Тоненькая, грустная, нагая, рано обронившая все, до последнего листочка, березка сиротливо притулилась к угрюмому дубу, черная кора которого была исполосована трещинами, словно щеки древнего старика морщинами. Тонкие ветви березка, будто плакучая ива, приопустила к земле. Зинаида схватила ее за ветку, как за руку:

— Здравствуй, родная! И бодрись. Хотя тебе тут и невесело одной. И этот старый дядька подкинул тебе черноты в одежку. Но над головой у тебя все же солнышко.

И опять все заговорили о Сибири: на Думной горе у березок стволы белее: тронешь — на руке останется след, как от тончайшей пудры. Легкие шелушинки словно лебяжий пух. Зимой в солнечный денек их голые стволы на фоне синеватого снежного простора слепят глаза неповторимой белизной.

Кржижановский сказал:

— Трудновато было там. И морозы злющие, и снега глубокие, и слывет Сибирь тюрьмой без решеток, но там прошли молодые годы, и вспомнить есть что. Верно, Володя?

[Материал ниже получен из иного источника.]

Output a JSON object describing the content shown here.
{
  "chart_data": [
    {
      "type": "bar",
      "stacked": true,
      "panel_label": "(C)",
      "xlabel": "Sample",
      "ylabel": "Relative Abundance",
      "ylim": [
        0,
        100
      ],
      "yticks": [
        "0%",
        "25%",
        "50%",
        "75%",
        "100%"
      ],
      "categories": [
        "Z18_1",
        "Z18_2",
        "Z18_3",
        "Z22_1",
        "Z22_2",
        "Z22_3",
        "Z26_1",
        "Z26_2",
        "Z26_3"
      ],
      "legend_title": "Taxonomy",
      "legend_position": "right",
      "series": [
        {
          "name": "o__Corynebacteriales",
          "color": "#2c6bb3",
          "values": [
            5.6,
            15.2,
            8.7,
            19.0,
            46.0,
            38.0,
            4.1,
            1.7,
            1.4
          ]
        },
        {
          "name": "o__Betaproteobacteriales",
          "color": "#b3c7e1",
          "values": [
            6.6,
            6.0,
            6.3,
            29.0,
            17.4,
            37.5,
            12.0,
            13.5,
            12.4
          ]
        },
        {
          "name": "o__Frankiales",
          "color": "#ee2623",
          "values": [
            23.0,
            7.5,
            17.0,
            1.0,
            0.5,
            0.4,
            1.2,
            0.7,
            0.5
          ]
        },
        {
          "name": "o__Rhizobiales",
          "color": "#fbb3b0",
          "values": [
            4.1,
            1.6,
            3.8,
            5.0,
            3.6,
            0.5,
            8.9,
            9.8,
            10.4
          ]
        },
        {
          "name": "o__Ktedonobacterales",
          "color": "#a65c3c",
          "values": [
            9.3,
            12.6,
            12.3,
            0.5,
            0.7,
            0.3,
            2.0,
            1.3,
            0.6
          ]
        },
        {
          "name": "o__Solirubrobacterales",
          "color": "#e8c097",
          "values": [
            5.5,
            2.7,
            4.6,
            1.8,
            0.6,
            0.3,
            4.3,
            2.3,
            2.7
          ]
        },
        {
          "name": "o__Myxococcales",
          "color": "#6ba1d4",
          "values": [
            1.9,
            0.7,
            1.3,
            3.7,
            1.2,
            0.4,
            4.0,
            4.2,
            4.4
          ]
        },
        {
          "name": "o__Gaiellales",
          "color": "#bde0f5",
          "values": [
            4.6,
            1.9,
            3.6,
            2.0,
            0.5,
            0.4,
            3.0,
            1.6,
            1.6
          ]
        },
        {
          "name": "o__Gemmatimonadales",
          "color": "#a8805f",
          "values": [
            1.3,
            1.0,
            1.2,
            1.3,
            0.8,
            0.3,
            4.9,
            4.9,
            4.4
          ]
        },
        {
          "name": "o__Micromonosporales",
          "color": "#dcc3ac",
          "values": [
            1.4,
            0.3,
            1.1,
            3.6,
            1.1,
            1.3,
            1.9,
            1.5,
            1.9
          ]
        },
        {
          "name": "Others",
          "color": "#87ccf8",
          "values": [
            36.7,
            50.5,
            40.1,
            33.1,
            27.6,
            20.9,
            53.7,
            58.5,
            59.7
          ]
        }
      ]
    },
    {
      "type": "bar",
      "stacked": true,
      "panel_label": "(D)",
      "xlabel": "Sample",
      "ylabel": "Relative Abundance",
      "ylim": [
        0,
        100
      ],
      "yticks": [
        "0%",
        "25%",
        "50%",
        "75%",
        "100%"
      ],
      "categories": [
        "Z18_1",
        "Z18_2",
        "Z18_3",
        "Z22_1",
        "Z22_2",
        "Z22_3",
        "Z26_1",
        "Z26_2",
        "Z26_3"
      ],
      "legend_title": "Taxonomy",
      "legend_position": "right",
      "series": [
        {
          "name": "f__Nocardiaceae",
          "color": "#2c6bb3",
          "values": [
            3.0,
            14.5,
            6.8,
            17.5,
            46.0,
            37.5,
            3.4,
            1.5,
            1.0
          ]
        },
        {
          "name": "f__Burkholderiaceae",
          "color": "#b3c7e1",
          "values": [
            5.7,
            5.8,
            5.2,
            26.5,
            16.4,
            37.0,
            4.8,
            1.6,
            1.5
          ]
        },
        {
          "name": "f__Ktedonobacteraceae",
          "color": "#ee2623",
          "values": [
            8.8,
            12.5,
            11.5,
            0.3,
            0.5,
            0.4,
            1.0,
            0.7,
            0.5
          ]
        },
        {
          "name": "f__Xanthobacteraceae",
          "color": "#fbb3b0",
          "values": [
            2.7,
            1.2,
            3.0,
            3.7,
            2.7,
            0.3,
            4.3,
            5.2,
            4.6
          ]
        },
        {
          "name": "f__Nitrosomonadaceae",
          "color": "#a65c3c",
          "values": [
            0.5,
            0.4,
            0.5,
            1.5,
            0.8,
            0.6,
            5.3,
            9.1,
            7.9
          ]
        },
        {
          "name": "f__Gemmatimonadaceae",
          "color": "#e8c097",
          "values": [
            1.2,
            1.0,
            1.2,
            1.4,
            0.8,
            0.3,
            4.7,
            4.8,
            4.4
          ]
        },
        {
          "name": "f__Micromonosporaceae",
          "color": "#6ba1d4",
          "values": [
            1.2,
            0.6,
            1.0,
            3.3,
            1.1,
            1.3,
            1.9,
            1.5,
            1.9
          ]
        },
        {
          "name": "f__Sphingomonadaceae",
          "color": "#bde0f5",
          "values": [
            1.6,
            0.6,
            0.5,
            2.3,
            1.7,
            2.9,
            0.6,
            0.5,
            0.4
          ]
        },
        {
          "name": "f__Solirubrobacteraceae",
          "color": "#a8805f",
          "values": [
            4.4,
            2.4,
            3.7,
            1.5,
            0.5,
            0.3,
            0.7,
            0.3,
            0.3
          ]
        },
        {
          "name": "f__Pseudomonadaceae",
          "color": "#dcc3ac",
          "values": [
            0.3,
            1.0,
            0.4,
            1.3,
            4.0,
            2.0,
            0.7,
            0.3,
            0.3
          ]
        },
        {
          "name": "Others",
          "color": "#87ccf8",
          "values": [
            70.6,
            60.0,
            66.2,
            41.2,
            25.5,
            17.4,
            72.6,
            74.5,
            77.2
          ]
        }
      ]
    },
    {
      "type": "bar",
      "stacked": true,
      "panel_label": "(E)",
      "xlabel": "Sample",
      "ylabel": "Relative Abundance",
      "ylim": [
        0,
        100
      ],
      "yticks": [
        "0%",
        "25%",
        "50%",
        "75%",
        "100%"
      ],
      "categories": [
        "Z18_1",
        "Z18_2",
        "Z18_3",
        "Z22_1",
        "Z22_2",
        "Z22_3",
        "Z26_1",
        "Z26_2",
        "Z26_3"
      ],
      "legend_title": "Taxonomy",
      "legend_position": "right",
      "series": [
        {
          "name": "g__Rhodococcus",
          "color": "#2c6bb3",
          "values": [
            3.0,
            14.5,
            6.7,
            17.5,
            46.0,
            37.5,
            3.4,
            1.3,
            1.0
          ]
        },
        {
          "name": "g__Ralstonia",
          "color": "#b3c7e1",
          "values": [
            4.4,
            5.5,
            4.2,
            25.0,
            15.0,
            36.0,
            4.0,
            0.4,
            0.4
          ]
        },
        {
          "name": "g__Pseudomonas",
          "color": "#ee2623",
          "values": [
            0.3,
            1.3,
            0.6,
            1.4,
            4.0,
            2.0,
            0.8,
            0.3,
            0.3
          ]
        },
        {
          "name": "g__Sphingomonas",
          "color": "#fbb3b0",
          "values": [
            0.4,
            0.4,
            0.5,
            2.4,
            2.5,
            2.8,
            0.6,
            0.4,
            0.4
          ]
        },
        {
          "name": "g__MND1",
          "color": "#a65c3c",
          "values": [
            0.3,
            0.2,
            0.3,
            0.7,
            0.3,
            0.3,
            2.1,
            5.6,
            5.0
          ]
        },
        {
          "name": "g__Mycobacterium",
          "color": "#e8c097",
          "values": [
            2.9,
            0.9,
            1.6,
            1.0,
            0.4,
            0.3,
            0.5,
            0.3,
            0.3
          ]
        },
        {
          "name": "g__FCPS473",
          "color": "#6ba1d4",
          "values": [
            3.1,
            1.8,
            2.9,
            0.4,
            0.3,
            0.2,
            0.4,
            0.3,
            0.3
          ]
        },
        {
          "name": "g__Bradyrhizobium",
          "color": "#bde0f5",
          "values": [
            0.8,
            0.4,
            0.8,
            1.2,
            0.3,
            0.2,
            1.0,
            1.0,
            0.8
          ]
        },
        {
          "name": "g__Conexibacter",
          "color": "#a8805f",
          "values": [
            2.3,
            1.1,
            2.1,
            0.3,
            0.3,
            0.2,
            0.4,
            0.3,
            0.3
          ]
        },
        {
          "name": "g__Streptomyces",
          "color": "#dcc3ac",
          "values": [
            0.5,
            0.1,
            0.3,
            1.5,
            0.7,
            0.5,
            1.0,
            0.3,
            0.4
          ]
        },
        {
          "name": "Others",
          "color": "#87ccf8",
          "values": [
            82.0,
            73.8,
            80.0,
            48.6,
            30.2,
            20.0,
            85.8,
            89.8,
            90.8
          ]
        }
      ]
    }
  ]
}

— Да. Например, нашу Журавлиную горку.

— Вот-вот. Какая даль открывается с нее! До самых Саян!

— А помнишь, Глебася, осеннее пиршество красок? Золотистые березы, огненные осинки, багровая рябина… А в небе высоко-высоко кружатся журавли, сбиваются в стаю для отлета. Роняют на землю звонкое и грустное: кур-лы, кур-лы.

— В тебе заговорил поэт!

— Издалека все кажется прекраснее. А мы здесь соскучились по всему родному, что с детства, с молодости вошло глубоко в сердце.

Они шли и шли по тропинке, перебивая друг друга: «А помнишь?.. Помнишь, пели вечерком?..» Посматривали по сторонам, но укромной полянки, где можно было бы расположиться кружком и спеть что-нибудь любимое, будоражащее душу, так и не отыскали.

4

На следующий день Кржижановские пришли после обеда. Зина, словно при первой встрече, обняла подругу изо всей силы:

— Ой да и соскучилась же я по тебе, Надюшка!

— И я по тебе не меньше… Да ты кости мне поломаешь! Силушки-то у тебя — на пятерых с избытком! Даже дух захватило…

— Чтобы помнила подружку!

Высвободившись, Надя шевельнула занемевшими плечами и так же, как вчера, окинула гостью восторженным взглядом:

— Ты там в своей Тайге стала еще круглее. Настоящая сдобная Булочка!